In diesen Sitzungen wird anscheinend auch das Wording besprochen, mit dem man im Falle einer gerichtlichen Auseinandersetzung gemeinsam aufzutreten gedachte, denn der Betriebsrat schildert hier 1:1 den Standpunkt der Dienstgeberin, wie sie in den schriftlichen Darlegungen und in den Aussagen der Obfrau zutage traten:

Es wurde aber auch mit mir darüber gesprochen. In dem Zusammenhang hat man mir gesagt, und zwar spreche ich von der Obfrau, dass eine neue Homepage aufgesetzt werden solle, dass der Kläger darauf angesprochen wurde, neue oder auch andere Tätigkeiten zu übernehmen, insbesondere im Zusammenhang mit dem Wahlkampf in Wien. Dem Arbeitgeber sei jedoch keine Bereitschaft dazu vermittelt worden. Es seien auch mehrere Angebote oder Versuche gemacht worden, den Kläger bei der beklagten Partei zu halten, die seien jedoch für den Arbeitgeber nicht befriedigend verlaufen. Soweit ich mich erinnern kann, kam auch zur Sprache, dass die Homepage auf Wordpress aufgesetzt werden solle, der Kläger aber keine Bereitschaft gezeigt habe, sich mit den Anforderungen auseinanderzusetzen.

Mittwoch 22. März

An diesem 22. März zu Mittag informiert der Betriebsrat Franz telefonisch über die Kündigung. 5 Tage nachdem er selber informiert worden war und 1 Tag vor Ablauf der Möglichkeit, als Betriebsrat Einspruch zu erheben.

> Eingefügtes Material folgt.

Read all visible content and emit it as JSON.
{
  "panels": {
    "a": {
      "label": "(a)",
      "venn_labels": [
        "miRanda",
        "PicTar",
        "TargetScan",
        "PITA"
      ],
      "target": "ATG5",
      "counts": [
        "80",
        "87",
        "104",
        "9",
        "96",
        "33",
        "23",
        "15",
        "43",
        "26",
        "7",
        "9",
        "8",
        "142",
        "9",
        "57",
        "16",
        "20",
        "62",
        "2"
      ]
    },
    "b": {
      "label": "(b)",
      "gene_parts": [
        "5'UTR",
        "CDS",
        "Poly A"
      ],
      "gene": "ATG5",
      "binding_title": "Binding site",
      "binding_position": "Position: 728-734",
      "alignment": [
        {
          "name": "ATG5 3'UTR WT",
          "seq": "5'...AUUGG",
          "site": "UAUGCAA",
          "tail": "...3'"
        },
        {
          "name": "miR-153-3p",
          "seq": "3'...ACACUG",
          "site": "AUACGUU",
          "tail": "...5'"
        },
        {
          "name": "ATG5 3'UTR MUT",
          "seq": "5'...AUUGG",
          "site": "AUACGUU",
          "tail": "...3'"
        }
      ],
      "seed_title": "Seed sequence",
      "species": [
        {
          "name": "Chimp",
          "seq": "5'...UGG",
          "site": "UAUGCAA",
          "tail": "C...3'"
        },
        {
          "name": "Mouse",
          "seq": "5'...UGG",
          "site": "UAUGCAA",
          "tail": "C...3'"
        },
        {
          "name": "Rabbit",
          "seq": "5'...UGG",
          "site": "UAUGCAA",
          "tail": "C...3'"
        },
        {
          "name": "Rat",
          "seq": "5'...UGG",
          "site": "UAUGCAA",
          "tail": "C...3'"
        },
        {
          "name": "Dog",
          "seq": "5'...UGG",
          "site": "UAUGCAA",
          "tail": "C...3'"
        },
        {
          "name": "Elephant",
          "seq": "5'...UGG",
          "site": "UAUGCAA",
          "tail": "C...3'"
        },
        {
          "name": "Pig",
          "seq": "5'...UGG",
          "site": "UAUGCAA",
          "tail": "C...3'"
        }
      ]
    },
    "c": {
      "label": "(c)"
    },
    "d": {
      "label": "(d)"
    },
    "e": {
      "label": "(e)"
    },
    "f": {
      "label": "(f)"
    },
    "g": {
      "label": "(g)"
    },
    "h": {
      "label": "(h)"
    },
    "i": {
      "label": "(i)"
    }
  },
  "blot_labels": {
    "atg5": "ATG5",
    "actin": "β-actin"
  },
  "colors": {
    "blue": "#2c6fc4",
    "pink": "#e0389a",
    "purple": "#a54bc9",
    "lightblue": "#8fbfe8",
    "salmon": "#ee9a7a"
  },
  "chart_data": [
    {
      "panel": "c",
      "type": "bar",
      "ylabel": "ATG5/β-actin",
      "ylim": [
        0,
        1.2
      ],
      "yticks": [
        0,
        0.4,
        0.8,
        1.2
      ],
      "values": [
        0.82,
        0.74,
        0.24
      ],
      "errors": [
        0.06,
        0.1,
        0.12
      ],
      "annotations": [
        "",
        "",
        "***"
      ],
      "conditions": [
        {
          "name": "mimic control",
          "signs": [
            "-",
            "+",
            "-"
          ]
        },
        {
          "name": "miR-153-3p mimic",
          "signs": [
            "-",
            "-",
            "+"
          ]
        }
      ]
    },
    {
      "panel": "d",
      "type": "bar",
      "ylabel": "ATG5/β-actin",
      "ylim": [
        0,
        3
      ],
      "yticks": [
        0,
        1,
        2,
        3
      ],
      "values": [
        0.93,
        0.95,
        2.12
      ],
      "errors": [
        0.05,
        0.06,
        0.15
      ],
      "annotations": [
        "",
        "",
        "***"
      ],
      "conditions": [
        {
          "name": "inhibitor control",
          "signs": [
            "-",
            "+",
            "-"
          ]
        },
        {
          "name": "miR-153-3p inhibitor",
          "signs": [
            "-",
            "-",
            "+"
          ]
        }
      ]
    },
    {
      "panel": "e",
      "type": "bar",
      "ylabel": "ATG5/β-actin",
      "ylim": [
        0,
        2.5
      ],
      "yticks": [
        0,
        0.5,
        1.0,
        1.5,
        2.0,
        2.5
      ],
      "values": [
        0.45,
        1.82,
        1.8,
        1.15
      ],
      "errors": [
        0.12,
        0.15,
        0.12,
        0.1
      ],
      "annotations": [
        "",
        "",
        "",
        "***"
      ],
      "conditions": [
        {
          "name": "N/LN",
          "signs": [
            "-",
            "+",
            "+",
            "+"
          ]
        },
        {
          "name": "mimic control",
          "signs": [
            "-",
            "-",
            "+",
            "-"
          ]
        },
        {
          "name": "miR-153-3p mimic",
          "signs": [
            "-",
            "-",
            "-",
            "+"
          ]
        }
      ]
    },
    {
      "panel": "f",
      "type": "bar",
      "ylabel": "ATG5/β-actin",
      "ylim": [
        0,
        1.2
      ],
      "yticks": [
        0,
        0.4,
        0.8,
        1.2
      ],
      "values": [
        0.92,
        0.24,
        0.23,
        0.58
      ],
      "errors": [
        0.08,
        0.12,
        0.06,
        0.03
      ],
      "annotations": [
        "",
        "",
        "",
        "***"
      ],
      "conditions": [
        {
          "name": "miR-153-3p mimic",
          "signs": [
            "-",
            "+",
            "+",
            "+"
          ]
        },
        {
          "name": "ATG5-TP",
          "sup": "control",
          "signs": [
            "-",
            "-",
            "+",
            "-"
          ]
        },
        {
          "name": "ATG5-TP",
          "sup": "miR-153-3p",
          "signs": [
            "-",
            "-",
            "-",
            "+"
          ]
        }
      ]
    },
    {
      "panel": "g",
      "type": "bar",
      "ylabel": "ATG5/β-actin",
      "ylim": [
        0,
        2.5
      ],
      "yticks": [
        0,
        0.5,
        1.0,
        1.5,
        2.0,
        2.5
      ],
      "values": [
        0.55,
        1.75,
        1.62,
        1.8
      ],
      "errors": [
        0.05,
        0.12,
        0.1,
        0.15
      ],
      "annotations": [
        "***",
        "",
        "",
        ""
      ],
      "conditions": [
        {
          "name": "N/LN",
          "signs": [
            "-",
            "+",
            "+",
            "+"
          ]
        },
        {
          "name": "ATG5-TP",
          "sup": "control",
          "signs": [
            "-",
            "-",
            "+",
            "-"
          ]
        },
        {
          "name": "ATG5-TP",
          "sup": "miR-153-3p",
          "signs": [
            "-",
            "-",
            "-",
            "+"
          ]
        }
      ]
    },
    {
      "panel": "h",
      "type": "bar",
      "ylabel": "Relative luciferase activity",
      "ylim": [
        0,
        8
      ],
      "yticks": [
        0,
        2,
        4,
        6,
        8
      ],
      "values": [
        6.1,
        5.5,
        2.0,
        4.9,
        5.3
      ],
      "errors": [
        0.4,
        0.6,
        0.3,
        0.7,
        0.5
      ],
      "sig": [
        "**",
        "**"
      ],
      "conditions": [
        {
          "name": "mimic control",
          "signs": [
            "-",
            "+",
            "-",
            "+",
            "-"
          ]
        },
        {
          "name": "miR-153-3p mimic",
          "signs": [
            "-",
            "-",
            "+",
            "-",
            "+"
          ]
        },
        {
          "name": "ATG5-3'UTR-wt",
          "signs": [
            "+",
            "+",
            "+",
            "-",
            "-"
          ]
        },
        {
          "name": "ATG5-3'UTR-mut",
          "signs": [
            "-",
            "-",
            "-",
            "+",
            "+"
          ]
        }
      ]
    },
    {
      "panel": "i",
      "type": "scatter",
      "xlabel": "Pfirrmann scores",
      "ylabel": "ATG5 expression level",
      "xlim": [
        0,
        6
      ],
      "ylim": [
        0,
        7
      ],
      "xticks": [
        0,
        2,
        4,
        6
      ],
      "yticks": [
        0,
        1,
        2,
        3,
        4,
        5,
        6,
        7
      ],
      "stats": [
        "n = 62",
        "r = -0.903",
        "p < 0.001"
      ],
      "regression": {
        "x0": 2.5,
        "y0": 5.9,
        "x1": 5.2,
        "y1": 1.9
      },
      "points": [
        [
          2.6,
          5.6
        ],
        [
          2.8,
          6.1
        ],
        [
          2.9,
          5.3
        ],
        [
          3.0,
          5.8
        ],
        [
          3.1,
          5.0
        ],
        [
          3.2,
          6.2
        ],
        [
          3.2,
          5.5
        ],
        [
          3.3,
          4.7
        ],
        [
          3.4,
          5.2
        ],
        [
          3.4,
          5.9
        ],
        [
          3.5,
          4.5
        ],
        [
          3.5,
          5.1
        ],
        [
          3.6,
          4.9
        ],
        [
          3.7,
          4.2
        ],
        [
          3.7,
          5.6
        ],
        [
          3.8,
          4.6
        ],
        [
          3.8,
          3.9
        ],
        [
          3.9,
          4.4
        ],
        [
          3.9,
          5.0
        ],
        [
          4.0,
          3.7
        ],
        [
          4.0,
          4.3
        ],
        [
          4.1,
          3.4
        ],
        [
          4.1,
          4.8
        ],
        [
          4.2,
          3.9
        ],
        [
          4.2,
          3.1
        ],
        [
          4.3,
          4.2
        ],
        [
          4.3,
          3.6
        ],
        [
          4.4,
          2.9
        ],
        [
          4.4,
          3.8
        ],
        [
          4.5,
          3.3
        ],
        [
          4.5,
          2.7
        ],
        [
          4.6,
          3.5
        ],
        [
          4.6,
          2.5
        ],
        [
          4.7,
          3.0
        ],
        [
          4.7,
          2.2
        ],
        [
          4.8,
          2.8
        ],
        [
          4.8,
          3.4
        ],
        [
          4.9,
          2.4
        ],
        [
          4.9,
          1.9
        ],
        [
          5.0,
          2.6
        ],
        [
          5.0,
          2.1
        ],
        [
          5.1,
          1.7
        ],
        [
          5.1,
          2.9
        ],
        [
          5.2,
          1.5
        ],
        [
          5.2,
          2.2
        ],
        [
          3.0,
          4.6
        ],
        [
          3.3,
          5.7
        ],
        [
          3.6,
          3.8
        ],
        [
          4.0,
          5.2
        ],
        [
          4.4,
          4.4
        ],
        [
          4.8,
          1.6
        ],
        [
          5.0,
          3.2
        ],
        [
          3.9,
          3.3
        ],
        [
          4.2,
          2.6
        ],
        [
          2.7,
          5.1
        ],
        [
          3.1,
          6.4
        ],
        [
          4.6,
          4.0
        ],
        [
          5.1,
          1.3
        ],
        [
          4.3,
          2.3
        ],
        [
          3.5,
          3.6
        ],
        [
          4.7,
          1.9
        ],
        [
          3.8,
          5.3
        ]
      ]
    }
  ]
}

Obwohl der Betriebsrat, wie oben wiedergegeben, voll über die von der Dienstgeberin vorgebrachten Begründungen der Kündigung informiert war, gab er diese Information nicht an Franz weiter, sondern speiste diesen mit einem "Der Dienstgeber braucht bei einer Kündigung keinen Grund angeben" ab.

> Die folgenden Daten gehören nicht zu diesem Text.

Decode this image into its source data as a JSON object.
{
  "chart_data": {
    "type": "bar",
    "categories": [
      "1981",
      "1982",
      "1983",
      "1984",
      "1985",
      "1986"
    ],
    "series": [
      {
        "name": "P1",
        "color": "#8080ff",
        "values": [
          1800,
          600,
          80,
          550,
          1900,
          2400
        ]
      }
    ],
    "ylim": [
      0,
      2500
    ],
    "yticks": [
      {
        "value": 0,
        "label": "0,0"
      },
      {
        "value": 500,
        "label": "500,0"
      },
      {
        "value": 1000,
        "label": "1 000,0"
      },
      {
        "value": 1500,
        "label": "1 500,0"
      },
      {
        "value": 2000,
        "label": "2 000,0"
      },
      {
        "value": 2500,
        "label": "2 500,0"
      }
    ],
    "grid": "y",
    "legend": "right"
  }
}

Als Franz den Betriebsrat aufforderte, Einspruch zu erheben, weigerte sich der mit der Begründung: "Macht keinen Sinn, weil keine Einspruchgründe". Woher sollte der Betriebsrat die auch haben, wenn er sich nicht die Bohne für die Sichtweise von Franz interessierte. Zu diesem Zeitpunkt dürfte er sich die Erzählung der Dienstgeberin bereits voll zu eigen gemacht haben und brauchte daher keine Einwände des Gekündigten, welche diese schöne glatte Geschichte in Frage stellen hätten können.

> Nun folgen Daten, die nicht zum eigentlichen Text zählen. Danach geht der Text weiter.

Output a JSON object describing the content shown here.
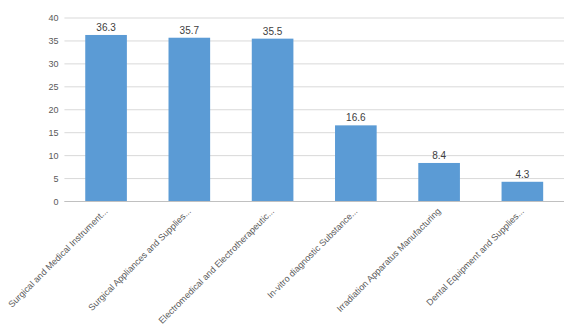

Dass Franz die Gründe nicht gleich mit der Kündigung erfahren hatte, führte dazu, dass ihm wichtige Informationen zur Vorbereitung und für die Strategie im Prozess fehlten. Er hätte z.B. etliche Zeug*innen nennen können, die den Vorwürfen und dem Unsinn über die Homepage entgegentreten hätten können. Außerdem wären er und sein Rechtsvertreter von einigen der Vorhaltungen durch die KIV-Zeugen nicht so völlig überrascht gewesen.

Fazit: Nichts an den Aussagen des Betriebsrats deutete darauf hin, dass er die Angaben des Arbeitgebers auch nur irgendwie in Zweifel gezogen hätte. Nichts deutete darauf hin, dass er irgendeinen Einsatz für den Gekündigten gezeigt hätte. Offenbar bestand aufgrund der vielen Funktionen des Betriebsrats innerhalb der "Unabhängigen GewerkschafterInnen" eine Interessenskollision. Der Betriebsrat löste diese so, dass er den von ihm zu Vertretenden über die Klinge springen ließ.